A closed form solution provides a way to directly compute any term in a sequence without having to rely on previous terms. This is highly useful as it allows us to calculate, for instance, the 1000th term without calculating all the previous ones.

For our sequence, the closed form solution is given as \(b_n = n \cdot 4^n\). This formula gives the result for any term \(a_n\) as a function of \(n\), skipping the recursive calculations.
Such closed forms are generally more efficient and reveal deeper understanding of the sequence structure. It sheds light on patterns that are not immediately apparent in the recursive definition.

Inductive Hypothesis

The inductive hypothesis is a crucial part of proving statements about sequences, especially when proving they follow a certain closed form pattern. It involves assuming the statement is true for a general term \(k\), and often for \(k-1\) too, and then using this assumption to prove it for the next term, \(k+1\).

In this exercise, the inductive hypothesis involves assuming:

• \(a_k = k \cdot 4^k\)
• \(a_{k-1} = (k-1) \cdot 4^{k-1}\)

By accepting these assumptions, we aim to show that the formula holds true for \(a_{k+1}\) as well. The hypothesis forms the backbone of the proof, bridging known values and extending them.

Base Case Verification

Base case verification is often the first step in proving by induction.
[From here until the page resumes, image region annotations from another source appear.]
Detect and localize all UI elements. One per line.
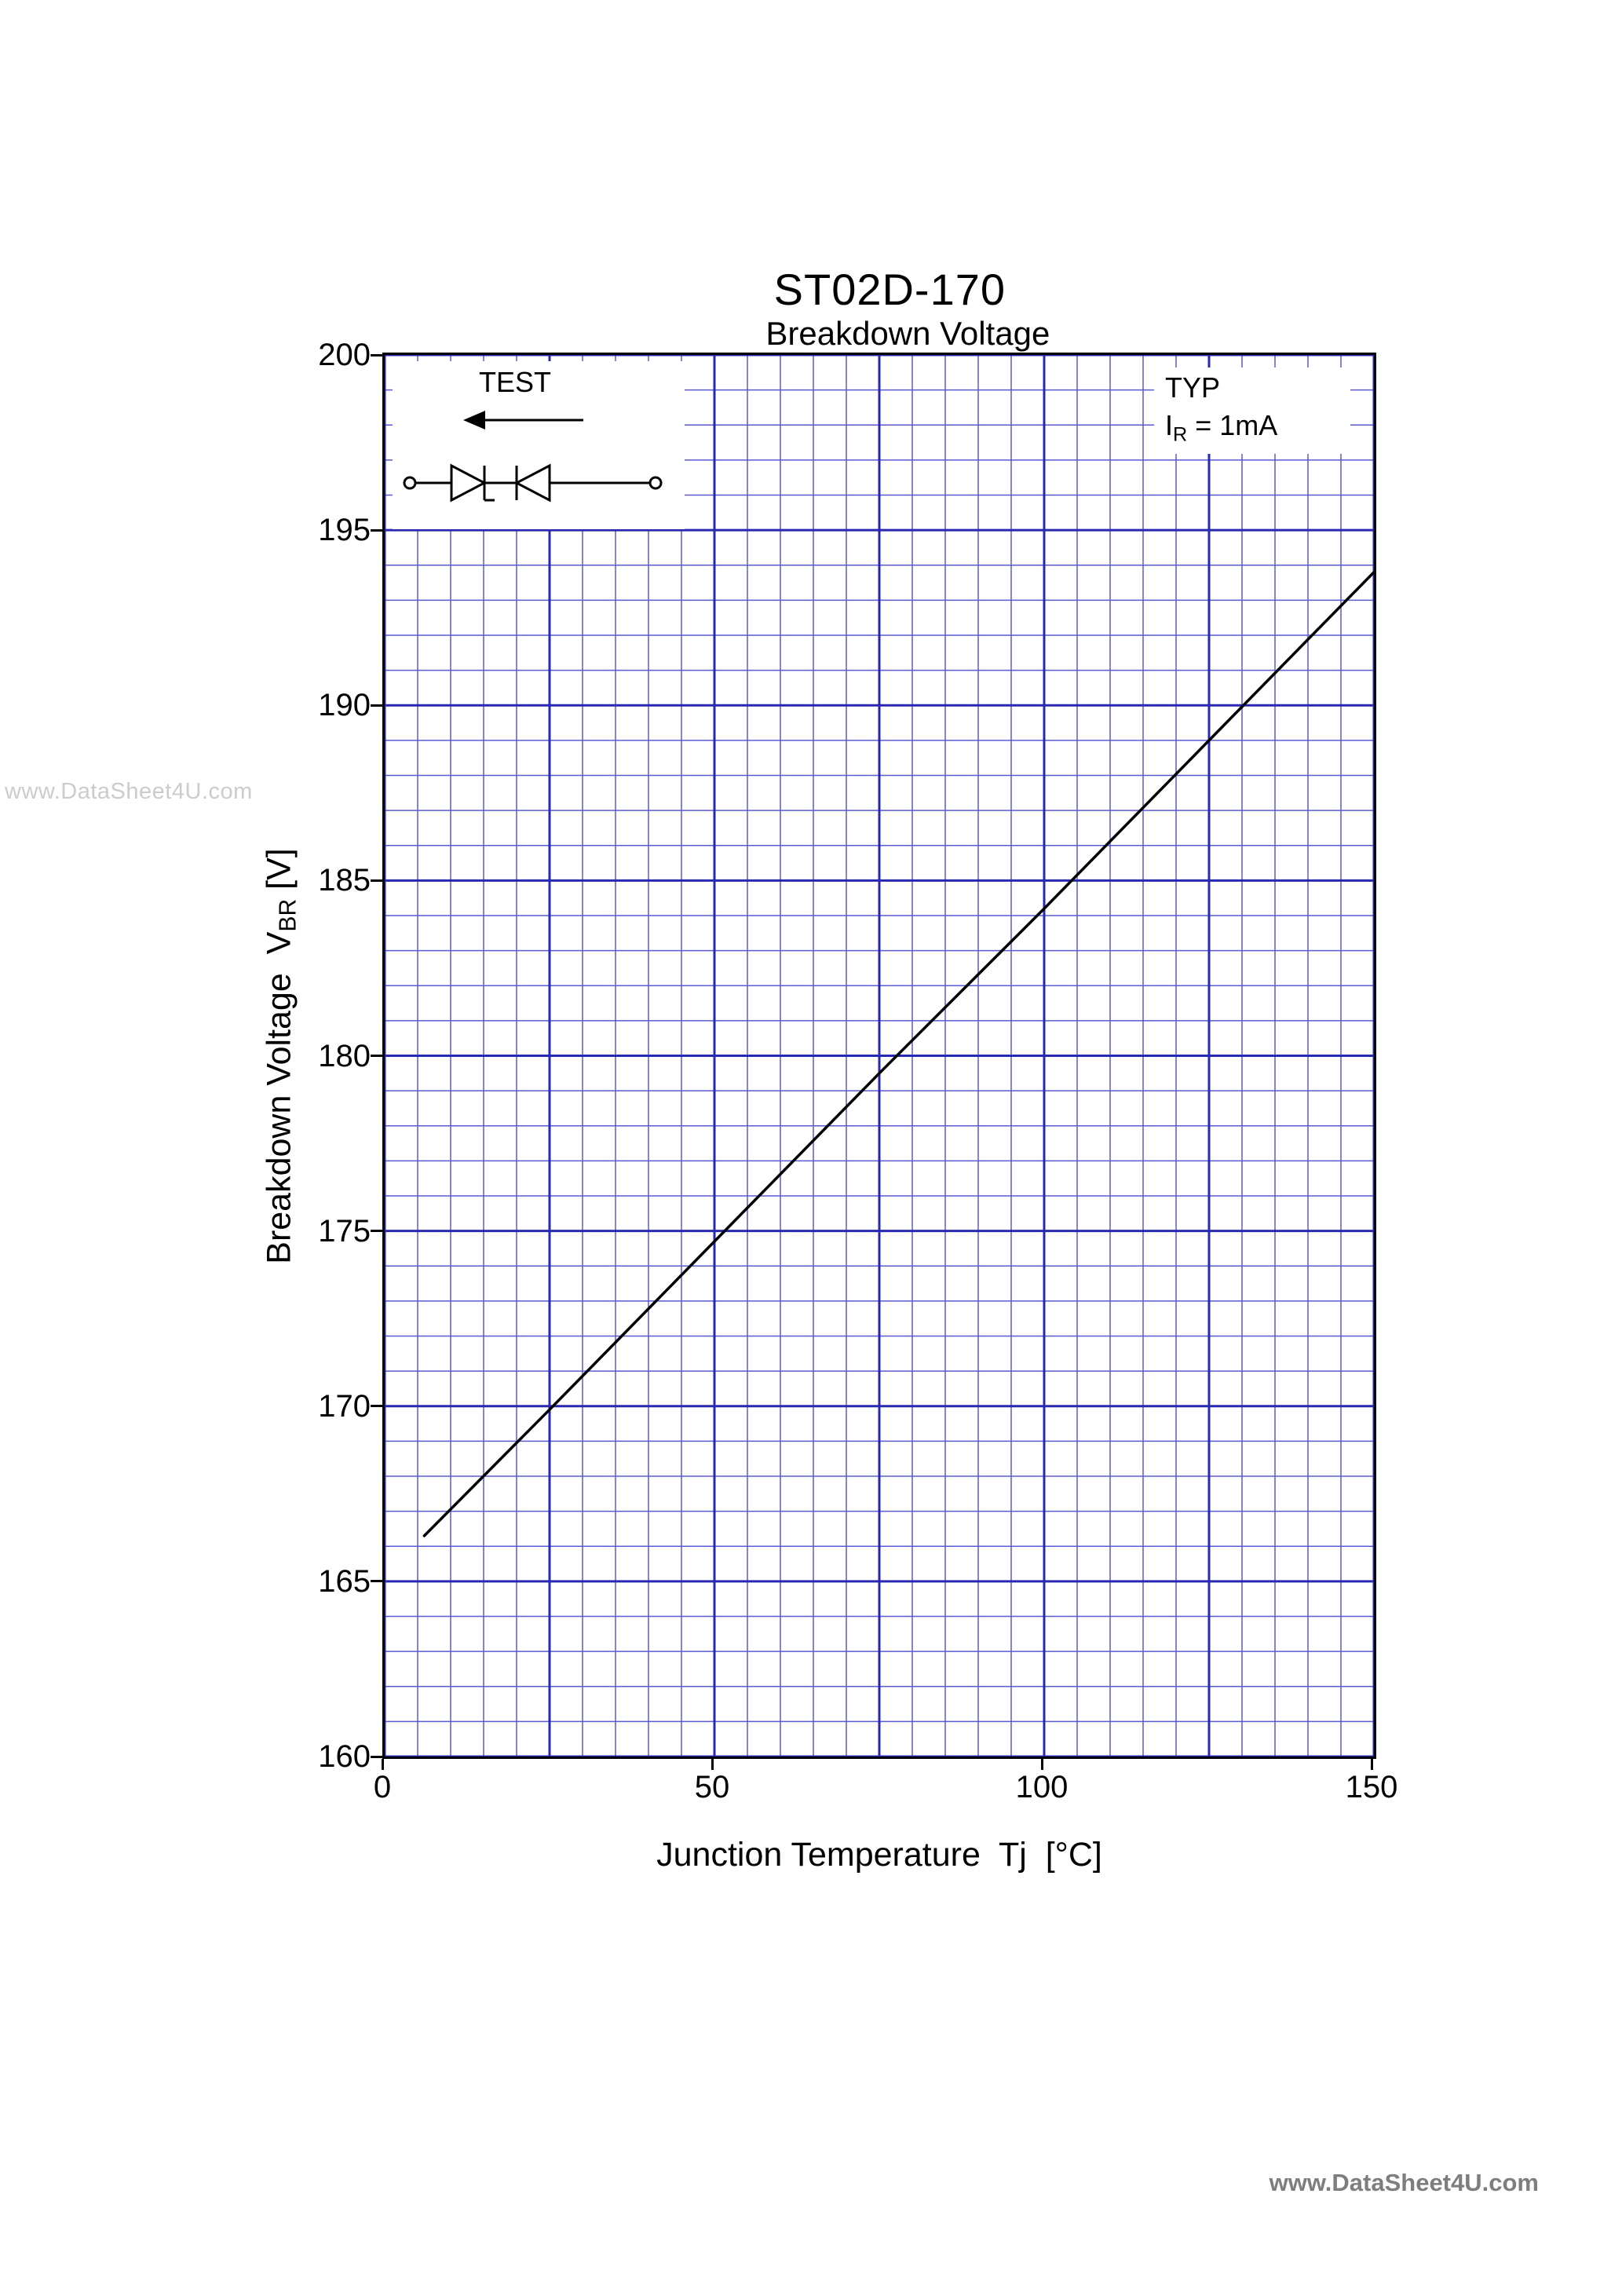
y-tick-mark — [371, 1230, 382, 1233]
x-tick-label: 100 — [1015, 1770, 1069, 1804]
x-tick-label: 50 — [694, 1770, 730, 1804]
part-number: ST02D-170 — [773, 265, 1006, 314]
back-to-back-diode-symbol — [403, 463, 663, 503]
x-tick-mark — [381, 1759, 384, 1770]
y-tick-mark — [371, 879, 382, 882]
vbr-vs-tj-curve — [422, 570, 1374, 1537]
y-axis-tick-marks — [371, 353, 382, 1761]
chart-subtitle: Breakdown Voltage — [765, 315, 1050, 352]
watermark-left: www.DataSheet4U.com — [5, 779, 253, 804]
watermark-bottom: www.DataSheet4U.com — [1269, 2169, 1539, 2196]
current-direction-arrow — [463, 411, 583, 430]
test-label: TEST — [478, 366, 551, 398]
y-tick-label: 200 — [318, 338, 371, 372]
y-tick-label: 190 — [318, 688, 371, 723]
x-tick-label: 150 — [1345, 1770, 1398, 1804]
x-tick-mark — [711, 1759, 714, 1770]
y-tick-mark — [371, 353, 382, 356]
y-tick-label: 165 — [318, 1563, 371, 1599]
y-tick-label: 170 — [318, 1388, 371, 1424]
y-tick-mark — [371, 528, 382, 532]
x-axis-label: Junction Temperature Tj [°C] — [656, 1836, 1102, 1874]
grid-major-lines — [385, 355, 1374, 1757]
y-tick-mark — [371, 1405, 382, 1408]
test-circuit-diagram — [403, 411, 663, 503]
chart-canvas — [385, 355, 1374, 1757]
test-circuit-inset: TEST — [393, 361, 685, 529]
plot-area: TEST — [382, 353, 1376, 1759]
x-tick-label: 0 — [373, 1770, 392, 1804]
diode-left-icon — [450, 463, 488, 503]
y-tick-mark — [371, 1755, 382, 1758]
y-tick-mark — [371, 704, 382, 707]
test-condition: IR = 1mA — [1165, 408, 1278, 445]
y-axis-tick-labels: 160 165 170 175 180 185 190 195 200 — [196, 338, 371, 1774]
y-tick-label: 185 — [318, 863, 371, 898]
y-tick-mark — [371, 1055, 382, 1057]
y-tick-label: 195 — [318, 513, 371, 548]
y-tick-label: 160 — [318, 1739, 371, 1774]
diode-right-icon — [513, 463, 551, 503]
y-tick-label: 180 — [318, 1038, 371, 1073]
left-terminal-icon — [403, 476, 417, 490]
x-axis-tick-marks — [381, 1759, 1376, 1771]
right-terminal-icon — [648, 476, 663, 490]
conditions-box: TYP IR = 1mA — [1154, 367, 1350, 455]
y-tick-mark — [371, 1580, 382, 1583]
y-tick-label: 175 — [318, 1213, 371, 1249]
x-tick-mark — [1040, 1759, 1043, 1770]
y-axis-label: Breakdown Voltage VBR [V] — [260, 848, 301, 1264]
x-tick-mark — [1370, 1759, 1373, 1770]
typ-label: TYP — [1165, 371, 1221, 404]
x-axis-tick-labels: 0 50 100 150 — [374, 1770, 1398, 1811]
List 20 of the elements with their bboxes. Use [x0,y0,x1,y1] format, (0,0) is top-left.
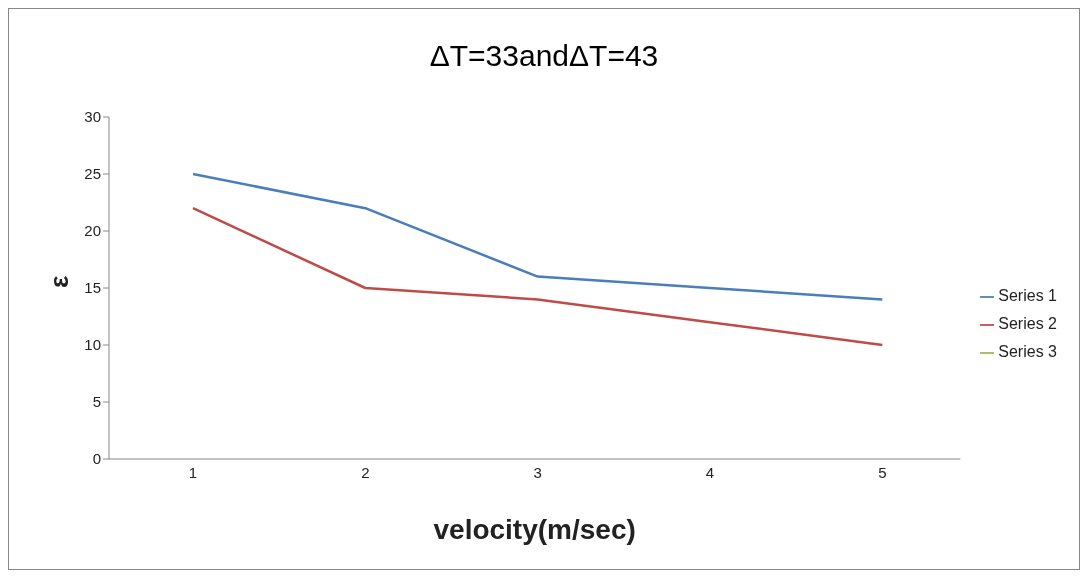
chart-title: ΔT=33andΔT=43 [428,39,660,74]
y-tick-label: 30 [84,108,101,126]
x-tick-label: 3 [533,463,542,481]
y-tick-label: 20 [84,222,101,240]
x-tick-label: 4 [705,463,715,481]
legend-label: Series 1 [998,287,1057,304]
legend-label: Series 2 [998,315,1057,332]
line-series [191,206,884,347]
y-tick-label: 5 [92,393,101,411]
x-axis-title: velocity(m/sec) [433,514,636,545]
x-tick-label: 5 [878,463,887,481]
y-tick-label: 0 [92,450,101,468]
legend-label: Series 3 [998,343,1057,360]
y-axis-title: ε [44,275,75,288]
y-tick-label: 25 [84,165,101,183]
y-tick-label: 15 [84,279,101,297]
line-series [191,172,884,301]
x-tick-label: 2 [361,463,370,481]
y-tick-label: 10 [84,336,101,354]
x-tick-label: 1 [188,463,198,481]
It involves checking initial conditions or starting points to ensure they satisfy the formula or proposition to be proven.

In our specific case, two base cases were checked:

• For \(n=0\), we have \(b_0 = 0 \cdot 4^0 = 0\), matching \(a_0 = 0\).
• For \(n=1\), we have \(b_1 = 1 \cdot 4^1 = 4\), matching \(a_1 = 4\).

These verifications ensure that at the outset of the sequence, the closed form matches the recursive results. Validating these cases guarantees that our base is stable, providing a solid foundation to build upon further with the inductive step.